Kaiser Permanente Chairman and CEO Bernard J. Tyson thanks CARDIA study participants for 30 years of contributions to medical research.
In 1985, Kaiser Permanente researchers asked Wanda Johnson of Oakland if she would like to participate in a new heart study called CARDIA.
At a time when heart research focused primarily on middle-aged white men, CARDIA (Coronary Artery Risk Development in Young Adults) was the first major study of heart health to enroll participants who were 18 to 30 years old, black and white, and men and women.
“There were a lot of studies at that time on middle-aged Caucasian men, and to be a young, African-American female — it just seemed interesting,” said Johnson, a nurse practitioner.
Thirty years later, Bernard J. Tyson, chairman and CEO of Kaiser Permanente, personally thanked Johnson and hundreds of other study participants for their contributions to the landmark study of heart health.
“When we step forward with lessons and learnings, and better ways of providing care, we tell the world and the world listens,” Tyson told the study participants and their guests, who gathered at Impact Hub in Oakland for a celebration of their contributions to medical science in late October.
“There are millions of people who are going to be better off because of what you have done collectively, and they can’t come in this room and thank you,” Tyson said. “So I will thank you on their behalf.”
Nine Clinic Visits in 30 Years
In 2015 and 2016, nearly 1,000 participants in CARDIA returned to the research lab at Kaiser Permanente’s Oakland Medical Center for their ninth visit in 30 years. They each spent the day undergoing a battery of tests, including blood pressure, height and weight, an echocardiogram, and diet and lifestyle questionnaires.
Data collected from CARDIA participants in Oakland is pooled with data from participants in three other academic centers around the nation.
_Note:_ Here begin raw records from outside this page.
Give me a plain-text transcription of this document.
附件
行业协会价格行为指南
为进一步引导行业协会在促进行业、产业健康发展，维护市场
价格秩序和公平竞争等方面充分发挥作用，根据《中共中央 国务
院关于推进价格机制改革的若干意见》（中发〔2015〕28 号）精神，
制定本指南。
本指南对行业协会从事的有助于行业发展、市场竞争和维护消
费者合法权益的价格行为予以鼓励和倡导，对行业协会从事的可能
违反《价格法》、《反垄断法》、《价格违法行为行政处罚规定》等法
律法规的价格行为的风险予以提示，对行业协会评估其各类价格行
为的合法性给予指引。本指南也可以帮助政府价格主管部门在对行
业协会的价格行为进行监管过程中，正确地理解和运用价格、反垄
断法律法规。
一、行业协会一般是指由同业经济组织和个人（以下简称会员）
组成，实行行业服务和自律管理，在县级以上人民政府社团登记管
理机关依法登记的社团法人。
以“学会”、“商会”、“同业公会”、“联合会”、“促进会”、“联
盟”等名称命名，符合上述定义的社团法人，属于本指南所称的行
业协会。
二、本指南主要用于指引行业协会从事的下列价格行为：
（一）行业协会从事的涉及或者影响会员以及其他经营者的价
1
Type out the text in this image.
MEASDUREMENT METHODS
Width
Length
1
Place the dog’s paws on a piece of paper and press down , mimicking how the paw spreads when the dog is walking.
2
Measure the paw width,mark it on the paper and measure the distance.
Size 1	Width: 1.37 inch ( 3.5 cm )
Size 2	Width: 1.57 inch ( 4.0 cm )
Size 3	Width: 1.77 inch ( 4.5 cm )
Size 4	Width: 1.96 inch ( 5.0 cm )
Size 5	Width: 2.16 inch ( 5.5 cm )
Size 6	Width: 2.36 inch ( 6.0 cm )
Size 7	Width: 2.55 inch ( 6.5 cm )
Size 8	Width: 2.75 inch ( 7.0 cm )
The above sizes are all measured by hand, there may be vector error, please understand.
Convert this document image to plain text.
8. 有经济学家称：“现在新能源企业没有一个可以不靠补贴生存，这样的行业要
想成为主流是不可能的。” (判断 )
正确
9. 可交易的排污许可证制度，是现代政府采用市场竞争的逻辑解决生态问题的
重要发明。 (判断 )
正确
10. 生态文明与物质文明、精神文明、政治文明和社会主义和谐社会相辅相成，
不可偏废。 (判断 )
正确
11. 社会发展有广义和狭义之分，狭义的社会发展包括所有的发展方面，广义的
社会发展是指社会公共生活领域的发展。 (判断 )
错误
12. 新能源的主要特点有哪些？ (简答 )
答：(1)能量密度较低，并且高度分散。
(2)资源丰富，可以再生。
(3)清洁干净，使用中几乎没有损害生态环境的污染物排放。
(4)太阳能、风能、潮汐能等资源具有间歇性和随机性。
With funding from the National Heart, Lung and Blood Institute, more than 665 peer-reviewed studies have been published so far, contributing to global understanding of heart disease, cardiac risk factors, and health disparities.
“To me, the most important message from the CARDIA study is that our health behaviors early in life impact enormously on our personal health later in life,” Stephen Sidney, MD, MPH, principal investigator of CARDIA, told the study participants.
Doing What It Takes
Tyson thanked Dr. Sidney and the CARDIA research team, and shared the story of his own heart attack and subsequent recovery 10 years ago. The lesson for him was that “health is critically important. Ever since my heart situation, I have not had a single bad day. For me, every day is beautiful.”
During a question and answer period, study participants joked about some of the tests that CARDIA has asked them complete over the years, such as mind-bending cognitive tests and plunging their arms into buckets of ice cubes prior to having their blood pressure taken.
While the original Kaiser Permanente study participants were all from the East Bay, over the last three decades they have dispersed across California and the United States, as well as 10 countries.
Nonetheless, 75 percent of the original participants returned for the 2015-2016 round of CARDIA tests in Oakland, and many said they will continue to come back for as long as they are needed. Several even flew in for the celebration at their own expense.
“As long as they can obtain some information with my health, I’ll be there,” Johnson said.